Percée Scientifique : Des Protéines Liées à la Sclérose latérale Amyotrophique (SLA) Révèlent un Comportement Inattendu
Saint-Louis,Missouri – des chercheurs de l’Université washington à Saint-Louis (WashU) ont fait une découverte cruciale concernant le comportement de la protéine Matrin-3,impliquée dans la sclérose latérale amyotrophique (SLA),également connue sous le nom de maladie de Charcot. L’étude, publiée initialement sur le site Ampersand, révèle que cette protéine subit une conversion structurelle inhabituelle, passant de minuscules sphères à des formes ressemblant à des vers.
L’équipe, dirigée par Jackrel, a observé cette transition lors d’expériences en laboratoire. Ce phénomène, probablement dû à un processus appelé séparation des microphases, pourrait être un élément clé dans la compréhension du développement de la SLA.
“Nous n’avions jamais vu ce type de formes auparavant, c’était donc notre premier indice que quelque chose d’inhabituel se produisait,” a déclaré Jackrel.
Des tests supplémentaires ont montré que l’ajout d’ARN raccourcissait considérablement les structures en forme de ver formées par la protéine Matrin-3 non mutée. Cependant, les versions mutées de la protéine, celles associées à la SLA, restaient relativement inchangées en présence d’ARN.

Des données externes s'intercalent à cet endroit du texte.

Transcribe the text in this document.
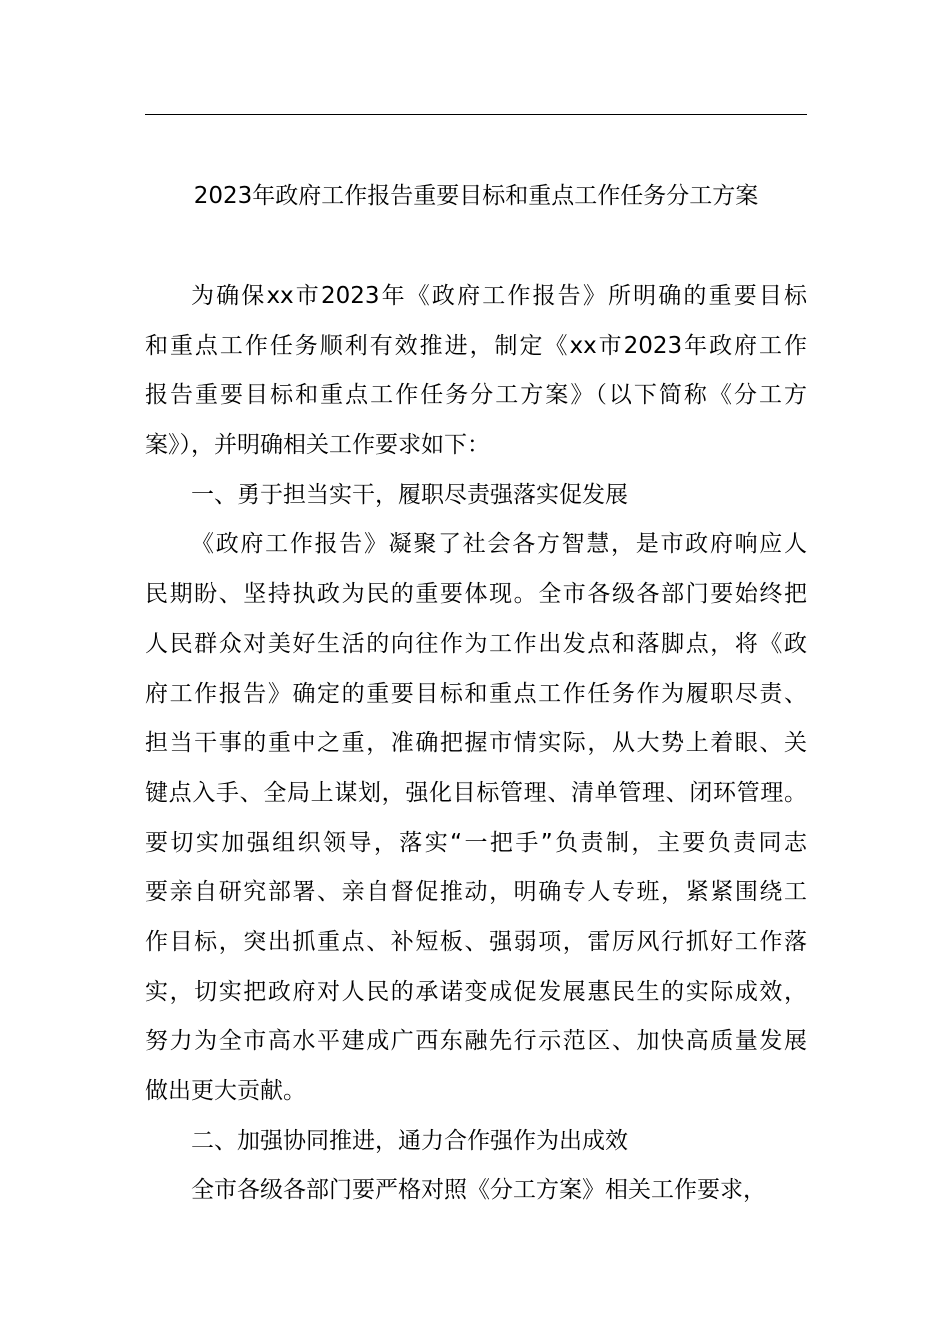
2023年政府工作报告重要目标和重点工作任务分工方案
为确保xx市2023年《政府工作报告》所明确的重要目标
和重点工作任务顺利有效推进，制定《xx市2023年政府工作
报告重要目标和重点工作任务分工方案》（以下简称《分工方
案》），并明确相关工作要求如下：
一、勇于担当实干，履职尽责强落实促发展
《政府工作报告》凝聚了社会各方智慧，是市政府响应人
民期盼、坚持执政为民的重要体现。全市各级各部门要始终把
人民群众对美好生活的向往作为工作出发点和落脚点，将《政
府工作报告》确定的重要目标和重点工作任务作为履职尽责、
担当干事的重中之重，准确把握市情实际，从大势上着眼、关
键点入手、全局上谋划，强化目标管理、清单管理、闭环管理。
要切实加强组织领导，落实“一把手”负责制，主要负责同志
要亲自研究部署、亲自督促推动，明确专人专班，紧紧围绕工
作目标，突出抓重点、补短板、强弱项，雷厉风行抓好工作落
实，切实把政府对人民的承诺变成促发展惠民生的实际成效，
努力为全市高水平建成广西东融先行示范区、加快高质量发展
做出更大贡献。
二、加强协同推进，通力合作强作为出成效
全市各级各部门要严格对照《分工方案》相关工作要求，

“Les mutations associées à la SLA semblent rendre ces protéines en forme de ver plus résistantes au changement,” explique Jackrel. “Cela pourrait faire partie du processus pathologique.”
Comprendre la SLA : Un Défi Persistant
La SLA est une maladie neurodégénérative progressive qui affecte les neurones du cerveau et de la moelle épinière. Elle provoque une perte de contrôle musculaire, conduisant finalement à la paralysie et à la mort. Bien que les causes exactes de la SLA restent inconnues, on pense qu’une combinaison de facteurs génétiques et environnementaux joue un rôle.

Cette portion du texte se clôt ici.